Por ADRIÁN PABLO FANJUL*
Vítimas e verdade na COVID-19.
Há dois anos que comecei um estudo na minha área, a análise do discurso, sobre um material de arquivo da década de 1970: os primeiros textos levados a público por familiares de desaparecidos por razões políticas na Argentina e no Brasil, indagando como eram construídos, nesses escritos breves, diversos objetos e a formulação das demandas. Reúno e leio o que aquela palavra ansiosa tentava fazer ouvir com chances limitadíssimas, quando ainda estava longe de ser respeitada ou sequer conhecida, quando precisava lidar com a surdez de quase todos (na Argentina) ou o silêncio de muitos (no Brasil), e com o medo em ambos os países. O advento da pandemia me pegou em pleno desenvolvimento do trabalho, muito familiarizado com as modulações dessas vozes e com seus modos de desenhar, no texto, a lacuna incontornável que as levava a falar.

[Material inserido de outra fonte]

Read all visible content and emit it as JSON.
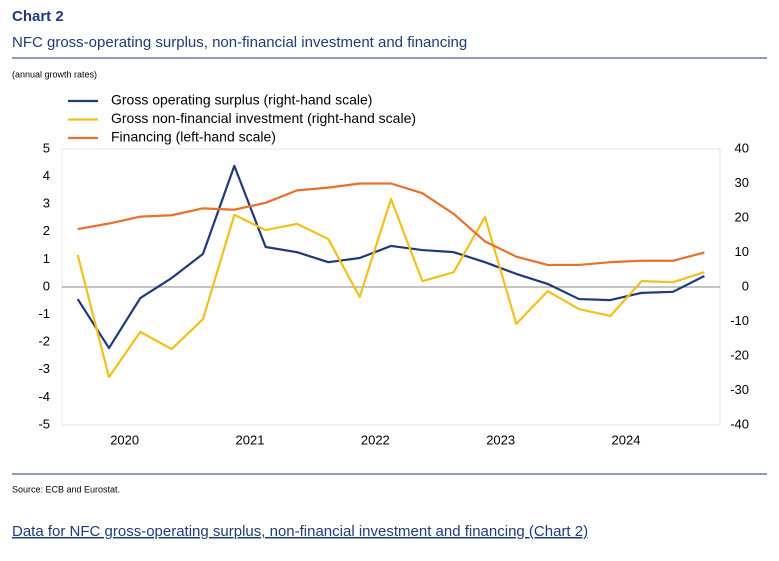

Sentia-me, assim, com uma parte dos meus dias de quarentena e de trabalho remoto para a Universidade dedicados a estudar arquivos do passado, como têm sido minhas pesquisas nas últimas duas décadas. Porém, no terceiro mês de confinamento, exatamente 8 de junho de 2020, li, na página web de um jornal de São José dos Campos–SP, uma matéria sobre o aumento explosivo de “mortes em casa” em relação ao ano anterior. Com dados dos estados de São Paulo e Rio de Janeiro, a reportagem citava pesquisadores da UFRJ advertindo que a não qualificação desses óbitos podia dar lugar a uma subnotificação da real incidência da COVID 19. De golpe, meus “estudos do passado” pularam para o presente -não para a memória presente, e sim para esse acontecer ainda não trabalhado pela memória, trazido pela reportagem que eu lia. Percebi que havia algo ali do “direto humano à verdade”, como o define Juan E. Méndez (2007), jurista e ativista de Human Rights Watch e hoje relator da ONU sobre a tortura: a revelação à sociedade e às vítimas sobre ações ou omissões do Estado que permaneceram ocultas. Uma “fase de verdade” (Napolitano, 2015, p. 14) que por “elucidar a violência e apontar responsabilidades” é constituinte da construção da verdade histórica. Não era, no caso dessa reportagem sobre “mortes em casa”, um corpo que foi feito desaparecer para ocultar a violência perpetrada sobre ele, mas uma causa de morte que é apagada ou distorcida. Em ambos os casos, para encobrir responsabilidades.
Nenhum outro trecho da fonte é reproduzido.